RBC Previews This Week's Jobs Report in Canada
BY MT Newswires | ECONOMIC | 06:42 AM EST06:42 AM EST, 02/02/2026 (MT Newswires) -- Canada is scheduled to release the Labour Force Survey (LFS) for January on Friday, said RBC.
The bank expects the LFS to show a tick-down in the unemployment rate to 6.7%, after an increase to 6.8% in December that partially reversed an unusually large 0.5 percentage point decline over the prior two months. Employment is expected to have declined by 10,000 in January -- after the outsized 189,000 increase between September and December 2025.
Canadian labor market data is "notoriously" volatile month-to-month, but slower population growth is also sharply reducing the amount of job growth needed to absorb new workers into the workforce, stated RBC. A 9,900 increase in population in December was the smallest gain since the COVID-19 pandemic (December 2020) and the second smallest rise dating back to 1976.
The bank also thinks a partial reversal of a jump in the December participation rate will result in a pull-back in available labor in January.
RBC estimates these underlying structural trends to persist -- on average -- this year. Slower population growth and an aging population mean even small declines in job counts in 2026 would be consistent with a steady to declining unemployment rate.

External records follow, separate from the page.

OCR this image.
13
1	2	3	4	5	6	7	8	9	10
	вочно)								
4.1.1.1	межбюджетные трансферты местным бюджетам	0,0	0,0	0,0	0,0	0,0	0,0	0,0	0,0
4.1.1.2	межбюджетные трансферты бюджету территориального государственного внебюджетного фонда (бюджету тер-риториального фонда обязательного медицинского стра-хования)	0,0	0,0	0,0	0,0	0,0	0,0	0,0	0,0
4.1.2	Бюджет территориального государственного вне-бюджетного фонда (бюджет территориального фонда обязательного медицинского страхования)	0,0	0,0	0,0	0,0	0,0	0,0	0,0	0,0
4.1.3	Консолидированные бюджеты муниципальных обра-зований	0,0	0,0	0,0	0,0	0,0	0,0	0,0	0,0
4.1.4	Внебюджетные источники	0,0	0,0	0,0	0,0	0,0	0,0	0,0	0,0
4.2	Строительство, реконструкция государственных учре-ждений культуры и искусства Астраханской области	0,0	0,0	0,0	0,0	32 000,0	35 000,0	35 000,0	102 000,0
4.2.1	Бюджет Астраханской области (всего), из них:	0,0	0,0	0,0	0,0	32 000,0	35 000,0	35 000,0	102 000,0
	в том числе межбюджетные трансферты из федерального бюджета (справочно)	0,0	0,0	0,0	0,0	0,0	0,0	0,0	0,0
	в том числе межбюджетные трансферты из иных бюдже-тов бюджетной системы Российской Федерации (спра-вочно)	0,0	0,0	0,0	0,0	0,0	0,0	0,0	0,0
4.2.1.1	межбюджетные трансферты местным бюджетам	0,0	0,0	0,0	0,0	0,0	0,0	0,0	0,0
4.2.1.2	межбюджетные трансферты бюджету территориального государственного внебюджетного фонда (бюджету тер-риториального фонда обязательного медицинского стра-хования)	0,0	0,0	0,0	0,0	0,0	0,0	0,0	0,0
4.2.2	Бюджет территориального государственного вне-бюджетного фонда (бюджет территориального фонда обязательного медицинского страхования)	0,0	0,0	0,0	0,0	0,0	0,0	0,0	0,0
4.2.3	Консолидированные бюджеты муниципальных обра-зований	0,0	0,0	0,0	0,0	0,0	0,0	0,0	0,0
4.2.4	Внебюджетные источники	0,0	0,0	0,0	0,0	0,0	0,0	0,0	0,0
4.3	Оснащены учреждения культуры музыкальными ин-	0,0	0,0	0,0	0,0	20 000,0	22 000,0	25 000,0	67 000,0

Looking ahead, Canadian firms' hiring intentions remained subdued, according to the latest Bank of Canada Business Outlook Survey -- and most business survey data is suggesting wage growth will edge lower. Job postings from Indeed.com, however, paint a more optimistic picture with hiring demand rising since September 2025 to levels close to the pre-tariff peak in January 2025, pointed out the bank.
Sectors heavily exposed to international trade disruptions, such as manufacturing, continue to underperform, but RBC continues to expect a stabilizing trade backdrop and strength in domestic demand will support a rebound in hiring overall. The bank looks for the unemployment rate to edge gradually lower to 6.3% by the end of this year.